The bench cited its own rulings in K. Sashidhar v. Indian Overseas Bank and Ors. — (2019) 12 SCC 150 — and Maharashtra Seamless Limited v. Padmanabhan Venkatesh and Ors. — (2020) 11 SCC 467 — to reinforce the point. In K. Sashidhar, the court had held that the adjudicating authority's role is limited to examining whether the resolution plan meets the mandatory requirements of Section 30(2). In Maharashtra Seamless, the court had clarified that the CoC's decision on the viability of a plan is a business judgment that cannot be substituted by a court's view.
The court also referred to Regulation 38 of the CIRP Regulations, issued by the Insolvency and Bankruptcy Board of India (IBBI — the regulator overseeing insolvency processes), which provides that a resolution plan must specify the amount payable to each class of creditors. The court noted that this regulation, read with Section 30(4), gives the CoC flexibility in determining the distribution — as long as the plan is fair and equitable to all stakeholders.
The implications for future insolvency cases
This judgment sends a clear signal to secured creditors participating in insolvency resolutions: your security interest does not guarantee you full recovery. The CoC's commercial wisdom, exercised through a majority vote, will prevail. A dissenting creditor with a small voting share — here, just 3.94% — cannot block a plan or demand special treatment based on the value of its collateral.

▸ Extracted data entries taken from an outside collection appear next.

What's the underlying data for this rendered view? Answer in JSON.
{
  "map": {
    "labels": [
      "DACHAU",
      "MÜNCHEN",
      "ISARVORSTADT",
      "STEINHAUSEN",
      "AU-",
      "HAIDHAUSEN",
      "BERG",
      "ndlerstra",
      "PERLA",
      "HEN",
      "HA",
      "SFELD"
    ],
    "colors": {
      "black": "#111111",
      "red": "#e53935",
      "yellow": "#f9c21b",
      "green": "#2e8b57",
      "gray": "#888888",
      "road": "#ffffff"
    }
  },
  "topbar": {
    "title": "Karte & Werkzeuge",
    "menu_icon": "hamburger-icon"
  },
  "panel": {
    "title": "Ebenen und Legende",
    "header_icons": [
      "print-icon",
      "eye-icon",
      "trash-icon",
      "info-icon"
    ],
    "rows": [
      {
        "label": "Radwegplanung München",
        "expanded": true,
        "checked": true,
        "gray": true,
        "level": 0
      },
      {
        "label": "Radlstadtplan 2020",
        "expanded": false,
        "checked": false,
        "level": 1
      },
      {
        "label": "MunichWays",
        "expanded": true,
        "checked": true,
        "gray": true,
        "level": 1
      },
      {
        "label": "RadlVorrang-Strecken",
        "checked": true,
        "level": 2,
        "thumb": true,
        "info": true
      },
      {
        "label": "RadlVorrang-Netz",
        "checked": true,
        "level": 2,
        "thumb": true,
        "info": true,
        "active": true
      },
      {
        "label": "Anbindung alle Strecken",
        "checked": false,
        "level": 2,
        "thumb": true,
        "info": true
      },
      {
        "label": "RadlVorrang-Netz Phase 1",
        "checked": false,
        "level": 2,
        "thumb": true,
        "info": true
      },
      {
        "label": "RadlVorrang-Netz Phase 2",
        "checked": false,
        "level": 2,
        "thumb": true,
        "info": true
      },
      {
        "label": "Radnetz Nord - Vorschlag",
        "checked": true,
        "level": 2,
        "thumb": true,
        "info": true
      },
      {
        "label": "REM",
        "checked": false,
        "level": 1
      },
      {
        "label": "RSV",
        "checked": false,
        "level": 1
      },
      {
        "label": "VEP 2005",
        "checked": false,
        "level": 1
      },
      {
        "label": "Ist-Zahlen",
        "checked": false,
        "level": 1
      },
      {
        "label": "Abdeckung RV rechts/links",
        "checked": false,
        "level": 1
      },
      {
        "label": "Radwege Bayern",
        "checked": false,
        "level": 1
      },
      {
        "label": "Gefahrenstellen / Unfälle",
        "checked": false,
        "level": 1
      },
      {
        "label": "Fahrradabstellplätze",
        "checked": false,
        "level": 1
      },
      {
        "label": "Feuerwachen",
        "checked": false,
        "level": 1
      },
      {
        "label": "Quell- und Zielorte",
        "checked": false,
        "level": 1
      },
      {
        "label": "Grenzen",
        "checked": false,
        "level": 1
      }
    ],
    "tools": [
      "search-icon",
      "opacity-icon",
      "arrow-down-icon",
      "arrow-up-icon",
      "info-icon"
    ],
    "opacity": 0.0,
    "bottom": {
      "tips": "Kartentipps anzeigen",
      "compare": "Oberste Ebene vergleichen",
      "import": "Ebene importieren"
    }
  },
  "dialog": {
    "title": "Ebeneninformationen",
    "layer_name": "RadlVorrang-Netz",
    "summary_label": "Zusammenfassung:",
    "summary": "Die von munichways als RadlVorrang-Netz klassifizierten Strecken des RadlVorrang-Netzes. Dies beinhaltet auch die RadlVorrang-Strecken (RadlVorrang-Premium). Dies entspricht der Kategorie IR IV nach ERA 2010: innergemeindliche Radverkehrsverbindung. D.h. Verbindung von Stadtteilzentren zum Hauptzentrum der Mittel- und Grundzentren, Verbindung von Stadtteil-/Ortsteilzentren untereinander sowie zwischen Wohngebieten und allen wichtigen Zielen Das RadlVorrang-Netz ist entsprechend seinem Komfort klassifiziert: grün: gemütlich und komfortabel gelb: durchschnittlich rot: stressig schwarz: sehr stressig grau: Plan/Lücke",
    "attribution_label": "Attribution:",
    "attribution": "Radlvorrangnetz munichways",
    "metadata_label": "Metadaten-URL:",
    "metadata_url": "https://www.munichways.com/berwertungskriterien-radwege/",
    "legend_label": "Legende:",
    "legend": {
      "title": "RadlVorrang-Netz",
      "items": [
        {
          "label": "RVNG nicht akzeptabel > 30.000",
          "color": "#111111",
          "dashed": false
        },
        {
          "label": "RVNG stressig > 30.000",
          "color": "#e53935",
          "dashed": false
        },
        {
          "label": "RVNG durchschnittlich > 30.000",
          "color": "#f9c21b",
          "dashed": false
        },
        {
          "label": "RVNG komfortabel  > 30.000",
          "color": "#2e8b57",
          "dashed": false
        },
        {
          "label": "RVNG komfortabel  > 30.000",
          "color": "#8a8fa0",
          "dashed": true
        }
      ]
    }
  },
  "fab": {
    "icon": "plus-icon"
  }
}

The ruling also clarifies the scope of the Section 30(4) amendment. The use of "may" was not a drafting oversight. It was a deliberate choice by Parliament to give the CoC flexibility, not to create a new weapon for litigation. Creditors who believe they deserve more must convince the majority — not the courts.
For resolution professionals and the CoC, the judgment provides comfort that approved plans will not be easily undone by individual creditors seeking better terms. As long as the plan meets the mandatory requirements of Section 30(2) and treats creditors in the same class proportionately, the distribution scheme is a business decision that courts will respect.
The appeal was dismissed. India Resurgence ARC walked away with ₹2 crore on a ₹12 crore security. The file, now closed, carried the weight of a legal principle that will shape countless insolvency resolutions to come.
THE PLAY: A dissenting secured creditor cannot demand the full value of its security interest — it is entitled only to the minimum liquidation value, and the CoC's business decision, approved by a majority, will not be second-guessed by courts.
The judgment ended where it began: with a creditor holding paper worth ₹12 crore, and a plan that gave it ₹2 crore — and the law saying that is enough.